A more natural example (which I actually use) will be Currying in a similar context. I will write a minimal version later.

"Relation, not function:" We can model the key step by the relation {(T, LengthComputer[T])} on types. This is a function on the appropriate domain. But,

* the domain is not specified.

* More seriously, there is no guarantee that for an argument x in the domain, there is a single y with (x, y) in the relation, i.e., the relation is a function.

* Another problem with a relation based definition is that _composition_ becomes painful, one literally has to write the definition of composition at the relation level and use the implicit resolver.

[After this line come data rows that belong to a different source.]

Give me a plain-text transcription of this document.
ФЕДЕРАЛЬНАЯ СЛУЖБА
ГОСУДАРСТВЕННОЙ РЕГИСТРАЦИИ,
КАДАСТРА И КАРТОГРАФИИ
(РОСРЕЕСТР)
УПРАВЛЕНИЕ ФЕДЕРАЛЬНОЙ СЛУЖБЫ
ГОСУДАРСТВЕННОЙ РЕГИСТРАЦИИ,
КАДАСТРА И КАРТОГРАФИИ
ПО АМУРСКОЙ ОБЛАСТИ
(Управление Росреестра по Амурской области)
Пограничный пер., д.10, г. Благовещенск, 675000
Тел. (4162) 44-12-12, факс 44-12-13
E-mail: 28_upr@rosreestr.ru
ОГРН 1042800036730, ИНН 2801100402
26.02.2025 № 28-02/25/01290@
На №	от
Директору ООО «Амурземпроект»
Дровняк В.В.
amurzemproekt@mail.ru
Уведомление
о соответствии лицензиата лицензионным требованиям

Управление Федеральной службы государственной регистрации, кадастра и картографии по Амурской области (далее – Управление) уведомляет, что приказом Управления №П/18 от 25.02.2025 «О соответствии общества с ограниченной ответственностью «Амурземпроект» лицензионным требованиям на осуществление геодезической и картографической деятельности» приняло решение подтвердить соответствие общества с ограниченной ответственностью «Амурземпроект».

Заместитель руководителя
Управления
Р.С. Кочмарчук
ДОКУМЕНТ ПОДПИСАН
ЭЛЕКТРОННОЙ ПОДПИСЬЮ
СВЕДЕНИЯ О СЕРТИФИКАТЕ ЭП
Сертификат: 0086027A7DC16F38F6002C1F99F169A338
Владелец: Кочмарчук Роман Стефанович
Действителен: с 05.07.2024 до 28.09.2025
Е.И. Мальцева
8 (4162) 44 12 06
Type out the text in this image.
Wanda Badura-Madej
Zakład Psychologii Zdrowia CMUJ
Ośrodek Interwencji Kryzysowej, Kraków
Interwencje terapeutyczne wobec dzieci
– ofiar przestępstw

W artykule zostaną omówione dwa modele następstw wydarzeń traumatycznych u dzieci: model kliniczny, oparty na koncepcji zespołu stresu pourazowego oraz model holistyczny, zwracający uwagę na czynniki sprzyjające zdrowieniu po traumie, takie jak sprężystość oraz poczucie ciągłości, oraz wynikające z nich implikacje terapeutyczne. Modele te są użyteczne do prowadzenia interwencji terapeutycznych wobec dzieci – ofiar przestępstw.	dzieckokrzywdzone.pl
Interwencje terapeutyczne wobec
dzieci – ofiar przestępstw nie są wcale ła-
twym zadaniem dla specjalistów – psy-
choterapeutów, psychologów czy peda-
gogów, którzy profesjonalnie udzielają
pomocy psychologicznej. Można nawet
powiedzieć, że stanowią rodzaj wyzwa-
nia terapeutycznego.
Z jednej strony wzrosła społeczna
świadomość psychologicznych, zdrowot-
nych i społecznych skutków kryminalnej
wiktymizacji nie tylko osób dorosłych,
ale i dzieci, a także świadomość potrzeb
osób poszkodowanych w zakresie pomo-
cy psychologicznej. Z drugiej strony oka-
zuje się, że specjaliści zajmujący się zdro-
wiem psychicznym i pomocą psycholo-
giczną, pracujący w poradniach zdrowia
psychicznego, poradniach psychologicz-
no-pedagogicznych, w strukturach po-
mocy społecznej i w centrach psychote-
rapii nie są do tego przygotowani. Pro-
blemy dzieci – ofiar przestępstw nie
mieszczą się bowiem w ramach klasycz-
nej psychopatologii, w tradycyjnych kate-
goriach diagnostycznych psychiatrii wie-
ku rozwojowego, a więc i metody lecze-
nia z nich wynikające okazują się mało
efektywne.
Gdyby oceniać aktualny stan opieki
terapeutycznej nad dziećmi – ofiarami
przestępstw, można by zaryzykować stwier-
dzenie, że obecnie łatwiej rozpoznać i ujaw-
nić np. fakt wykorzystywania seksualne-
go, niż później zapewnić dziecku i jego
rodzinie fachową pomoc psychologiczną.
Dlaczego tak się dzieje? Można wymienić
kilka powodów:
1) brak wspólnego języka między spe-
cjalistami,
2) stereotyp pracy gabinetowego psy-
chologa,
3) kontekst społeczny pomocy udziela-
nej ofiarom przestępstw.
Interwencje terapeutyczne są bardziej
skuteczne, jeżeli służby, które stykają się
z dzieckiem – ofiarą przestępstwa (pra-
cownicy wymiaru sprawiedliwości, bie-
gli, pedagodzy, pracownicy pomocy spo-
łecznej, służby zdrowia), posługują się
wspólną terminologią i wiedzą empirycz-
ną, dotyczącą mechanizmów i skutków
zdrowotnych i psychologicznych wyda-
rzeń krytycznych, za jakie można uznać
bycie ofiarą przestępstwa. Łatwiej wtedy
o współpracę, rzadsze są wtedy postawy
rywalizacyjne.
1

All this makes it hard work to use functions from types to objects or other types, but as in the official foundations of mathematics functions are not first-class but are modelled from set membership via relations, in principle we should be able to work with scala as a dependently typed language. This is assuming the compiler is smart enough.

For a true dependently typed language (a la Agda), we need objects to be computed at compile-time, since types should be known at compile time and types can depend on objects. By definition this is meta-programming.